Bringing out the gender disparity in the Indian startup ecosystem, a new report has found that women represent about 22% of the workforce employed by Indian startups.
The report by Trifecta Capital titled ‘Human Capital In The New Economy – Benchmarks And Best Practices 2019’ has surveyed 45 companies representing 49,161 employees. Brands such as Innoviti, Quikr and Big Basket participated in the survey.
“One reason that the number of women participation in India is low is that a large number of startups in India are vertical ecommerce companies, consumer services companies which may have front end delivery organisations, like delivery boys, customer service, operations, which are usually less female-oriented,” said Akash Goel who is a partner at Trifecta Capital.
Goel further added that “For example, in the delivery operations of any company be it Swiggy, Zomato or big basket there are no women; no women come to deliver, and there are thousands of employees doing that. Similarly in consumer services marketplaces even on the transportation side like Ola, the number of employees you will find will be more male-oriented.”
The diversity, according to the report, tends to improve as a company moves from Series A stage to Series B stage. At Series A, the report found that the number of female employees in the startup surveyed is 19.9%, Series B it was 23.8%, and growth it was 22.1%. The reason for the downfall from Series B to growth stage is that “At the growth stage, the company starts to accrue a large portion of the delivery organisation,” Goel mentioned.
The Larger Picture
Numerous studies at the time showed that India’s GDP can grow by 18% to 25% by simply giving women equal workplace opportunities.
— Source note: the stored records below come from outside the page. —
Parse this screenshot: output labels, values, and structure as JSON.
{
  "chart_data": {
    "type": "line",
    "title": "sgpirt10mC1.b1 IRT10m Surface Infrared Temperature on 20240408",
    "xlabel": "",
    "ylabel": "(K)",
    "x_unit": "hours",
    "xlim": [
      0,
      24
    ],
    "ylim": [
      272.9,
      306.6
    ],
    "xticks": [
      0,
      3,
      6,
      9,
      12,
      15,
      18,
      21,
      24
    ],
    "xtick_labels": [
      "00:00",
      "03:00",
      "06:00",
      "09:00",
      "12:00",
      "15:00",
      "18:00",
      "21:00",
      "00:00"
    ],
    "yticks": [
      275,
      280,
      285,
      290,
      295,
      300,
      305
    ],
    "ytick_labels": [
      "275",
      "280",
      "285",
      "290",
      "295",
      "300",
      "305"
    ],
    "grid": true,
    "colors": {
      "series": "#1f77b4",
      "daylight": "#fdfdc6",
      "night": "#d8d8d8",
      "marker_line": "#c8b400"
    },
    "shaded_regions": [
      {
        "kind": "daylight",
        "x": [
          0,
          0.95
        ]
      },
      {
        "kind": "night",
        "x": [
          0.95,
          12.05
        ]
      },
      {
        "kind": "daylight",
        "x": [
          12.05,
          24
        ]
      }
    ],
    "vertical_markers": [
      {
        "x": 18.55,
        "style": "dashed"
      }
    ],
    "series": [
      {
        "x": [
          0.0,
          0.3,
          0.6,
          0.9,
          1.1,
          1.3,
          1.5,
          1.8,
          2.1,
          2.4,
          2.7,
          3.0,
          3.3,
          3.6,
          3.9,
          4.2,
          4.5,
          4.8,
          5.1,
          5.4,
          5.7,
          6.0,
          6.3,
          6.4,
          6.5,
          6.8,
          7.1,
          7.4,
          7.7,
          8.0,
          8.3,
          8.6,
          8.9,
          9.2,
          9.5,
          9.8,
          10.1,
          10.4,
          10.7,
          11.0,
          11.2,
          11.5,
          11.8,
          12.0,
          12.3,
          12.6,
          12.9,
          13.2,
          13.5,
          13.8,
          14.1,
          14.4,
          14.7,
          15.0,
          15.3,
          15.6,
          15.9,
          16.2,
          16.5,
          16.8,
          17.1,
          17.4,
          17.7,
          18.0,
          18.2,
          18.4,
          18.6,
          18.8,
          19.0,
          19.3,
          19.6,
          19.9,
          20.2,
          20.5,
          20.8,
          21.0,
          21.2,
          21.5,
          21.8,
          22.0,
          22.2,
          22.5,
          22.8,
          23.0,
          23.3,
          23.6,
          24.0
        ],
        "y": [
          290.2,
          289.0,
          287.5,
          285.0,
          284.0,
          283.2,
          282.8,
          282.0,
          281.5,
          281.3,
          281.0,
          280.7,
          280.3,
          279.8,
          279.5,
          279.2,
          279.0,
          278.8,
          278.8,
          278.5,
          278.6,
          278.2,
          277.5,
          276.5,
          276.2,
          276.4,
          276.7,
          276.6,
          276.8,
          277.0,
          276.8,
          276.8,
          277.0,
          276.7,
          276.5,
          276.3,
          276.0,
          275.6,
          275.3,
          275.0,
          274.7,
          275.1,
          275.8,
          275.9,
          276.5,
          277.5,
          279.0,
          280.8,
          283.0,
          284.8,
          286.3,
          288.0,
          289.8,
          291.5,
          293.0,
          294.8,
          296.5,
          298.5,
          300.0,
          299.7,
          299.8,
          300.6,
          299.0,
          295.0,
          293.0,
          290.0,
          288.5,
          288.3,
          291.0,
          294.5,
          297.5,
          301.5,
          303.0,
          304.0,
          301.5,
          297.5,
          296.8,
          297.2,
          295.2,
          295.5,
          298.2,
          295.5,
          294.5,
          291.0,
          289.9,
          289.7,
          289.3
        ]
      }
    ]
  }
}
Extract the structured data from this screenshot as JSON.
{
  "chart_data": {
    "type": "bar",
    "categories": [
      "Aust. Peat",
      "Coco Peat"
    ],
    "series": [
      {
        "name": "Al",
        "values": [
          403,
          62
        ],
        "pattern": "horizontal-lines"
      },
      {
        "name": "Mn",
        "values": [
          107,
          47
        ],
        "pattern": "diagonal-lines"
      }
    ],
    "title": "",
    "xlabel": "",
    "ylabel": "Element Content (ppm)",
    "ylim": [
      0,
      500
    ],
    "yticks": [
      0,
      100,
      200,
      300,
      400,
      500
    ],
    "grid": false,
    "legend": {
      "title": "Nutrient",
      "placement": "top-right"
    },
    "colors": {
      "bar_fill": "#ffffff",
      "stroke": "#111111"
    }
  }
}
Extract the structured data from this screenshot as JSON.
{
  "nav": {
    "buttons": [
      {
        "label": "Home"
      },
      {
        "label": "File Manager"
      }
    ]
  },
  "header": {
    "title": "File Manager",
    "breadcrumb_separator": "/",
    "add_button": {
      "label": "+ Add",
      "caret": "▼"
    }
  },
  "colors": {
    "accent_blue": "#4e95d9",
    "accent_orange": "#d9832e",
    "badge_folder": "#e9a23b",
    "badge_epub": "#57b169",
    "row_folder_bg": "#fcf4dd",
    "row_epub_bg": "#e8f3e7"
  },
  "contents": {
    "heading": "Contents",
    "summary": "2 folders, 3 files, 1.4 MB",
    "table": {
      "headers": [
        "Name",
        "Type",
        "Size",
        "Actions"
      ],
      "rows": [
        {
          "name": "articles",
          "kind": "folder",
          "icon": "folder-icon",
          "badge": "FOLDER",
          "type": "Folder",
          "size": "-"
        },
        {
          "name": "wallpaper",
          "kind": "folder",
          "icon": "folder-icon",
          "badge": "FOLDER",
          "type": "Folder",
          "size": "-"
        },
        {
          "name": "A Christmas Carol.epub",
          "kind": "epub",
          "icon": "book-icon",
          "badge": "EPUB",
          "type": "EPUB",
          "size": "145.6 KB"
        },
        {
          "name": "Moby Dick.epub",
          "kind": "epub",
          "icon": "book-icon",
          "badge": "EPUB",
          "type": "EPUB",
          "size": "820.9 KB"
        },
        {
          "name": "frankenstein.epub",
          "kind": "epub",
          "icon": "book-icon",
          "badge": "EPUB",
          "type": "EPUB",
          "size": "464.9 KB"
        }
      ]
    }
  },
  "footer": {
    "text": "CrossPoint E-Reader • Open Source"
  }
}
Keeping in mind the importance of gender parity in the workplace, in March 2017, by presidential decree, an amendment to India’s Maternity Benefits Act, 1961, was passed. Apart from the 26 week maternity leave, the amendment also asked larger companies to build creche facilities and give work from option to new mothers.
Although the maternity leave amendment was welcomed at the time, the law is now acting as a double-edged sword for working women. In 2017, the number of startups who said they would hire male employees instead of female employees was 26% (according to Local Circles). This number went up sharply to 42% in March this year.
However, a more worrying statistic was that 65% of the small businesses said that as an employer they thought that 19 weeks of leave was too much (Local Circles Survey in 2019)
Startup Hiring Patterns
“A staggering 80% of startups prefer to recruit talent from other startups because of a familiarity with the startup culture and domain experience,” the report said. The nature of funded startups in India still necessitates heavy reliance on sales and operations employees.
The report highlights that as startups focus on hiring from each other, the competition for talent increases and wage hikes on joining become commonplace. Referrals, personal networks and Linkedin continue to play an important role in senior hiring across stages of business.
While the paucity of talent is a continuing problem, a large proportion of startups are able to recruit senior talent within 6 months, the report has mentioned.
The report provides much-needed insight into the hiring patterns in the Indian startup system and brings out the fact that female representation in the startup ecosystem needs to improve to make it an all-inclusive sector.